На углу площади Оперы он столкнулся с толстым молодым человеком, которого он где-то как будто видел.

Он пошел за ним, роясь в своих воспоминаниях и повторяя вполголоса:

– Черт возьми, где же я встречался с этим субъектом?

Тщетно напрягал он мысль, как вдруг память его сотворила чудо, и этот же самый человек предстал перед ним менее толстым, более юным, одетым в гусарский мундир.

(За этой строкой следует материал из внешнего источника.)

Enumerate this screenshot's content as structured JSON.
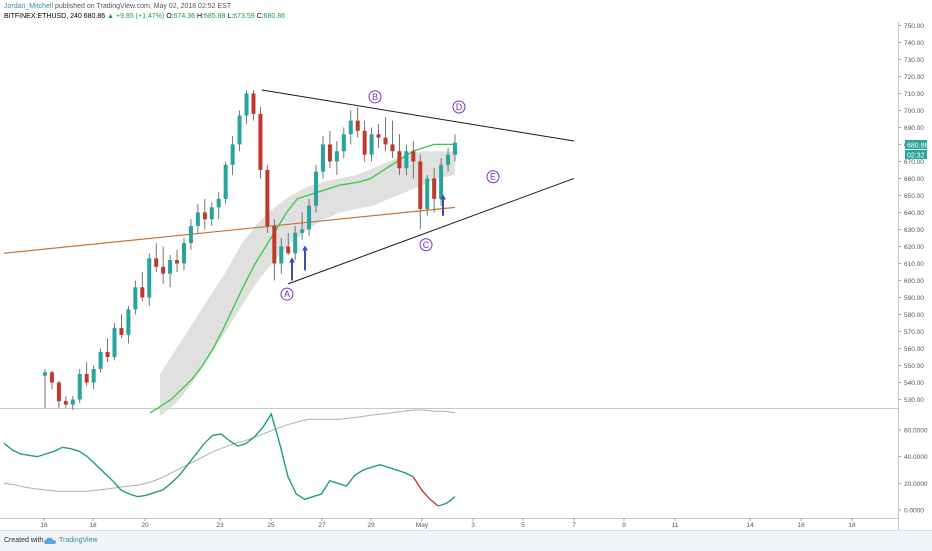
{
  "header": {
    "author": "Jordan_Mitchell",
    "published_text": "published on TradingView.com, May 02, 2018 02:52 EST",
    "symbol": "BITFINEX:ETHUSD, 240",
    "last": "680.86",
    "change": "▲ +9.85 (+1.47%)",
    "o_label": "O:",
    "o_value": "674.36",
    "h_label": "H:",
    "h_value": "685.88",
    "l_label": "L:",
    "l_value": "673.59",
    "c_label": "C:",
    "c_value": "680.86"
  },
  "price_badges": {
    "price": "680.86",
    "countdown": "02:32"
  },
  "footer": {
    "created_with": "Created with",
    "brand": "TradingView"
  },
  "colors": {
    "up": "#26a69a",
    "down": "#c0392b",
    "ema": "#2ecc40",
    "ma": "#c87533",
    "band": "#dadada",
    "indicator": "#1e9e7a",
    "indicator_tail": "#d32f2f",
    "indicator_ma": "#b0b0b0",
    "triangle": "#1a1a1a",
    "label": "#7b2fbe",
    "arrow": "#3d4db7"
  },
  "chart_data": [
    {
      "type": "candlestick",
      "symbol": "BITFINEX:ETHUSD",
      "interval": "240",
      "x_ticks": [
        "16",
        "18",
        "20",
        "23",
        "25",
        "27",
        "29",
        "May",
        "3",
        "5",
        "7",
        "9",
        "11",
        "14",
        "16",
        "18"
      ],
      "y_ticks": [
        "750.00",
        "740.00",
        "730.00",
        "720.00",
        "710.00",
        "700.00",
        "690.00",
        "680.00",
        "670.00",
        "660.00",
        "650.00",
        "640.00",
        "630.00",
        "620.00",
        "610.00",
        "600.00",
        "590.00",
        "580.00",
        "570.00",
        "560.00",
        "550.00",
        "540.00",
        "530.00"
      ],
      "ylim": [
        525,
        752
      ],
      "candles": [
        [
          544,
          548,
          525,
          546
        ],
        [
          546,
          547,
          536,
          540
        ],
        [
          540,
          541,
          525,
          529
        ],
        [
          529,
          532,
          525,
          527
        ],
        [
          527,
          532,
          524,
          530
        ],
        [
          530,
          548,
          528,
          545
        ],
        [
          545,
          552,
          538,
          540
        ],
        [
          540,
          550,
          536,
          548
        ],
        [
          548,
          560,
          546,
          558
        ],
        [
          558,
          566,
          552,
          555
        ],
        [
          555,
          575,
          553,
          572
        ],
        [
          572,
          580,
          566,
          568
        ],
        [
          568,
          585,
          563,
          583
        ],
        [
          583,
          600,
          580,
          596
        ],
        [
          596,
          605,
          588,
          590
        ],
        [
          590,
          616,
          585,
          613
        ],
        [
          613,
          622,
          605,
          608
        ],
        [
          608,
          620,
          598,
          604
        ],
        [
          604,
          615,
          596,
          612
        ],
        [
          612,
          618,
          605,
          610
        ],
        [
          610,
          625,
          606,
          622
        ],
        [
          622,
          636,
          618,
          632
        ],
        [
          632,
          645,
          628,
          640
        ],
        [
          640,
          648,
          630,
          636
        ],
        [
          636,
          646,
          632,
          643
        ],
        [
          643,
          652,
          636,
          648
        ],
        [
          648,
          670,
          645,
          668
        ],
        [
          668,
          685,
          662,
          680
        ],
        [
          680,
          700,
          676,
          697
        ],
        [
          697,
          712,
          692,
          710
        ],
        [
          710,
          712,
          694,
          698
        ],
        [
          698,
          702,
          660,
          665
        ],
        [
          665,
          668,
          628,
          632
        ],
        [
          632,
          636,
          600,
          610
        ],
        [
          610,
          625,
          604,
          620
        ],
        [
          620,
          628,
          615,
          616
        ],
        [
          616,
          632,
          612,
          628
        ],
        [
          628,
          640,
          624,
          630
        ],
        [
          630,
          648,
          626,
          644
        ],
        [
          644,
          668,
          640,
          664
        ],
        [
          664,
          685,
          660,
          680
        ],
        [
          680,
          688,
          666,
          670
        ],
        [
          670,
          682,
          662,
          676
        ],
        [
          676,
          690,
          672,
          686
        ],
        [
          686,
          700,
          680,
          694
        ],
        [
          694,
          702,
          684,
          688
        ],
        [
          688,
          694,
          670,
          674
        ],
        [
          674,
          690,
          670,
          686
        ],
        [
          686,
          692,
          678,
          684
        ],
        [
          684,
          696,
          676,
          680
        ],
        [
          680,
          694,
          672,
          676
        ],
        [
          676,
          686,
          662,
          666
        ],
        [
          666,
          680,
          662,
          676
        ],
        [
          676,
          682,
          660,
          670
        ],
        [
          670,
          674,
          630,
          642
        ],
        [
          642,
          662,
          638,
          660
        ],
        [
          660,
          666,
          640,
          648
        ],
        [
          648,
          672,
          644,
          668
        ],
        [
          668,
          678,
          664,
          674
        ],
        [
          674,
          686,
          670,
          681
        ]
      ],
      "overlays": {
        "ma_line_endpoints": [
          {
            "x": "start",
            "y": 616
          },
          {
            "x": "last",
            "y": 643
          }
        ],
        "ema": [
          522,
          526,
          530,
          536,
          542,
          550,
          560,
          572,
          585,
          598,
          610,
          620,
          630,
          640,
          648,
          650,
          652,
          654,
          656,
          657,
          658,
          660,
          664,
          668,
          672,
          676,
          678,
          680,
          680,
          680
        ],
        "band_upper": [
          545,
          560,
          575,
          590,
          605,
          622,
          634,
          643,
          650,
          655,
          658,
          660,
          662,
          666,
          670,
          674,
          676,
          676,
          676
        ],
        "band_lower": [
          520,
          528,
          540,
          555,
          570,
          585,
          600,
          612,
          622,
          630,
          636,
          640,
          642,
          644,
          648,
          652,
          656,
          660,
          662
        ]
      },
      "pattern": {
        "name": "symmetrical triangle",
        "points": [
          "A",
          "B",
          "C",
          "D",
          "E"
        ],
        "upper_line": [
          712,
          682
        ],
        "lower_line": [
          598,
          660
        ]
      },
      "annotations": [
        "A",
        "B",
        "C",
        "D",
        "E"
      ]
    },
    {
      "type": "line",
      "y_ticks": [
        "60.0000",
        "40.0000",
        "20.0000",
        "0.0000"
      ],
      "ylim": [
        -6,
        75
      ],
      "series": [
        {
          "values": [
            50,
            45,
            42,
            41,
            40,
            42,
            44,
            47,
            46,
            44,
            40,
            34,
            28,
            22,
            15,
            12,
            10,
            11,
            13,
            15,
            20,
            26,
            34,
            42,
            50,
            56,
            57,
            52,
            48,
            50,
            55,
            62,
            72,
            50,
            25,
            12,
            8,
            10,
            12,
            22,
            20,
            18,
            26,
            30,
            32,
            34,
            32,
            30,
            28,
            25,
            15,
            8,
            3,
            5,
            10
          ]
        },
        {
          "values": [
            20,
            19,
            17,
            16,
            15,
            14,
            14,
            14,
            14,
            15,
            16,
            17,
            18,
            19,
            21,
            24,
            28,
            32,
            36,
            40,
            44,
            47,
            50,
            52,
            55,
            58,
            61,
            64,
            66,
            68,
            68,
            68,
            68,
            69,
            70,
            71,
            72,
            73,
            74,
            75,
            75,
            74,
            74,
            73
          ]
        }
      ]
    }
  ]
}
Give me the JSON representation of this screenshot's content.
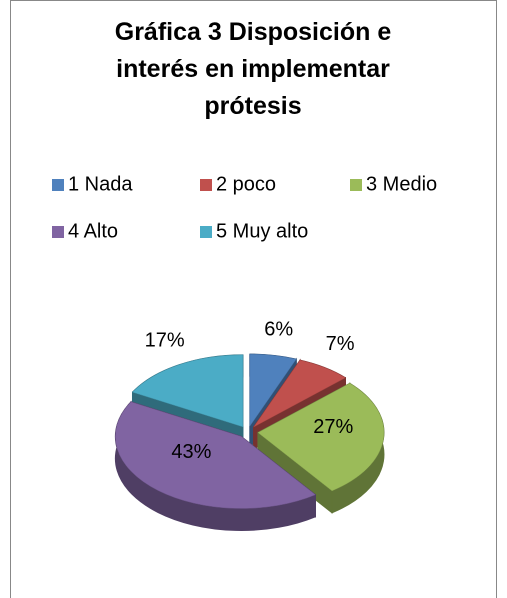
{
  "chart_data": {
    "type": "pie3d",
    "title": "Gráfica 3 Disposición e interés en implementar prótesis",
    "categories": [
      "1 Nada",
      "2 poco",
      "3 Medio",
      "4 Alto",
      "5 Muy alto"
    ],
    "values": [
      6,
      7,
      27,
      43,
      17
    ],
    "value_labels": [
      "6%",
      "7%",
      "27%",
      "43%",
      "17%"
    ],
    "colors": [
      "#4f81bd",
      "#c0504d",
      "#9bbb59",
      "#8064a2",
      "#4bacc6"
    ],
    "legend": "top"
  }
}
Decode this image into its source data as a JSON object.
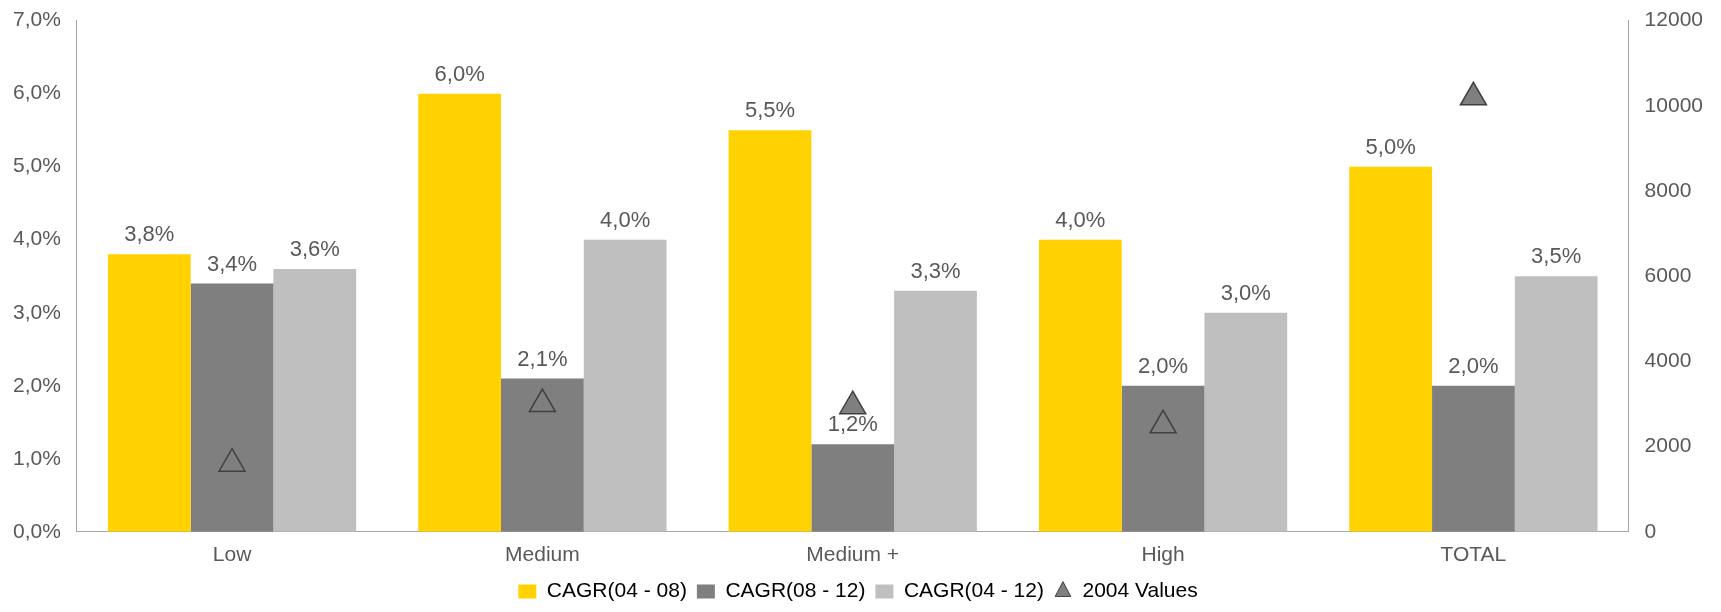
{
  "chart_data": {
    "type": "bar",
    "categories": [
      "Low",
      "Medium",
      "Medium +",
      "High",
      "TOTAL"
    ],
    "series": [
      {
        "name": "CAGR(04 - 08)",
        "color": "#ffd200",
        "values": [
          3.8,
          6.0,
          5.5,
          4.0,
          5.0
        ],
        "value_labels": [
          "3,8%",
          "6,0%",
          "5,5%",
          "4,0%",
          "5,0%"
        ]
      },
      {
        "name": "CAGR(08 - 12)",
        "color": "#7f7f7f",
        "values": [
          3.4,
          2.1,
          1.2,
          2.0,
          2.0
        ],
        "value_labels": [
          "3,4%",
          "2,1%",
          "1,2%",
          "2,0%",
          "2,0%"
        ]
      },
      {
        "name": "CAGR(04 - 12)",
        "color": "#bfbfbf",
        "values": [
          3.6,
          4.0,
          3.3,
          3.0,
          3.5
        ],
        "value_labels": [
          "3,6%",
          "4,0%",
          "3,3%",
          "3,0%",
          "3,5%"
        ]
      },
      {
        "name": "2004 Values",
        "type": "scatter",
        "axis": "y2",
        "marker": "triangle",
        "color": "#7f7f7f",
        "values": [
          1600,
          3000,
          2950,
          2500,
          10200
        ]
      }
    ],
    "ylim": [
      0,
      7
    ],
    "yticks": [
      {
        "value": 0,
        "label": "0,0%"
      },
      {
        "value": 1,
        "label": "1,0%"
      },
      {
        "value": 2,
        "label": "2,0%"
      },
      {
        "value": 3,
        "label": "3,0%"
      },
      {
        "value": 4,
        "label": "4,0%"
      },
      {
        "value": 5,
        "label": "5,0%"
      },
      {
        "value": 6,
        "label": "6,0%"
      },
      {
        "value": 7,
        "label": "7,0%"
      }
    ],
    "y2lim": [
      0,
      12000
    ],
    "y2ticks": [
      0,
      2000,
      4000,
      6000,
      8000,
      10000,
      12000
    ],
    "legend": "bottom",
    "grid": false
  }
}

– Да ведь это Форестье! – вскрикнул Дюруа и, догнав его, хлопнул по плечу.

Тот обернулся, посмотрел на него и спросил:

– Что вам угодно, сударь?

Дюруа засмеялся:

– Не узнаешь?

– Жорж Дюруа, из шестого гусарского.

Форестье протянул ему обе руки:

– А, дружище! Как поживаешь?

– Превосходно, а ты?

– Я, брат, так себе. Вообрази, грудь у меня стала точно из папье-маше, и кашляю я шесть месяцев в году, – все это последствия бронхита, который я схватил четыре года назад в Буживале , как только вернулся во Францию.

– Вот оно что! А вид у тебя здоровый.

Форестье, взяв старого товарища под руку, заговорил о своей болезни, о диагнозах и советах врачей, о том, как трудно ему, такому занятому, следовать их указаниям. Ему предписано провести зиму на юге, но разве это возможно? Он женат, он журналист, он занимает прекрасное положение.

– Я заведую отделом политики во «Французской жизни», помещаю в «Спасении» отчеты о заседаниях сената и время от времени даю литературную хронику в «Планету» . Как видишь, я стал на ноги.

Дюруа с удивлением смотрел на него. Форестье сильно изменился, стал вполне зрелым человеком. Походка, манера держаться, костюм, брюшко – все обличало в нем преуспевающего, самоуверенного господина, любящего плотно покушать. А прежде это был худой, тонкий и стройный юноша, ветрогон, забияка, непоседа, горлан. За три года Париж сделал из него совсем другого человека – степенного, тучного, с сединой на висках, хотя ему было не больше двадцати семи лет.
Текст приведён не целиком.